Predigten

 
 

Gottes Wort im Herzen

Nachdenkliches auch über Dtn 6,4-12 am
Altjahrsabend 31.12.2006 - 17.00 Uhr St. Michael Tübingen (Thomas Steiger)

Liebe Schwestern, liebe Brüder aus St. Michael und aus St. Pankratius!
Der letzte Abend des Jahres markiert eine Zäsur. Er führt uns an eine Grenze heran, von der wir ahnen, daß wir sie bewußt überschreiten sollten - nicht achtlos, nicht ohne innere Bewegung. Natürlich verändert sich der Fortschritt der Zeit dadurch nicht; die Sekundenzeiger gehen in derselben Geschwindigkeit wie stets, Neujahr wird es so oder so. Und doch verlangt der Altjahrsabend von uns eine Entscheidung. Diejenige nämlich, abzuschließen und neu anzufangen, loszulassen und anzupacken. Wir können auch einfach hineinschlittern in das Jahr 2007. Nur daß dies auch eine Entscheidung wäre, eine unbewußte womöglich, gleichwohl eine getroffene, deren Folgen an uns haften.
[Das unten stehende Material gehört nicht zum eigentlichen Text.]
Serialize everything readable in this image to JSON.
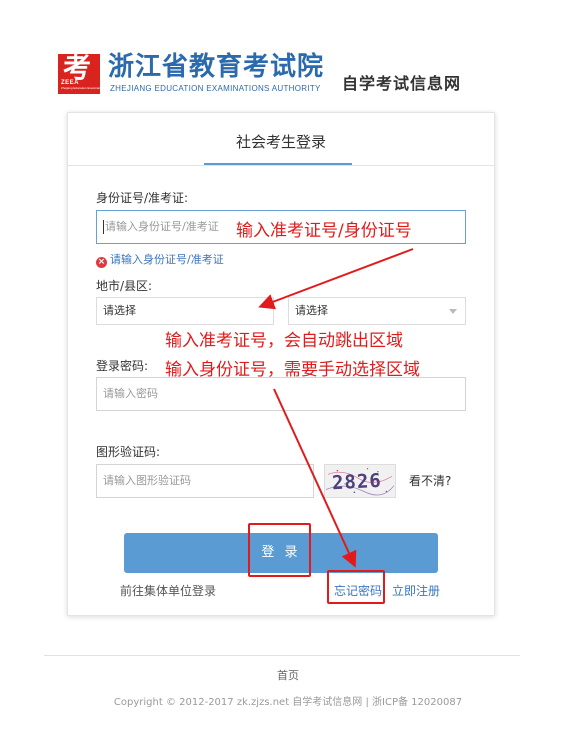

Vielleicht fällt manchen unter uns die Entscheidung in diesem Jahr, an diesem Tag schwer. Es gäbe zuvor noch etwas zu erledigen - ein längst fälliges Gespräch, eine Aussöhnung. Die Bilanz des Lebens sieht nicht gut aus; es geht schlechter als jemals zuvor. Für das, was kommt, gibt es keine rechte Perspektive, den Willen schon, aber kein klares Ziel. Und gerade für diese Fälle, für die Zweifel und Bedenken, die unsere Biographie bevölkern, ist es wichtig, an Silvester eine bewußte und möglichst klare Zäsur zu setzen. Wie auch immer alles war, was kommen mag von morgen an: Ich habe es zuletzt nicht in der Hand. Ich bin nicht der letzte Maßstab und auch nicht der Verantwortliche für alles, was war und was geschehen wird. Der Mensch der Moderne, deren einer wir sind, ob wir es wollen oder nicht, neigt mehr dazu, sich selbst an die entscheidende Stelle der Welt zu stellen - und gehört doch gerade dort nicht hin.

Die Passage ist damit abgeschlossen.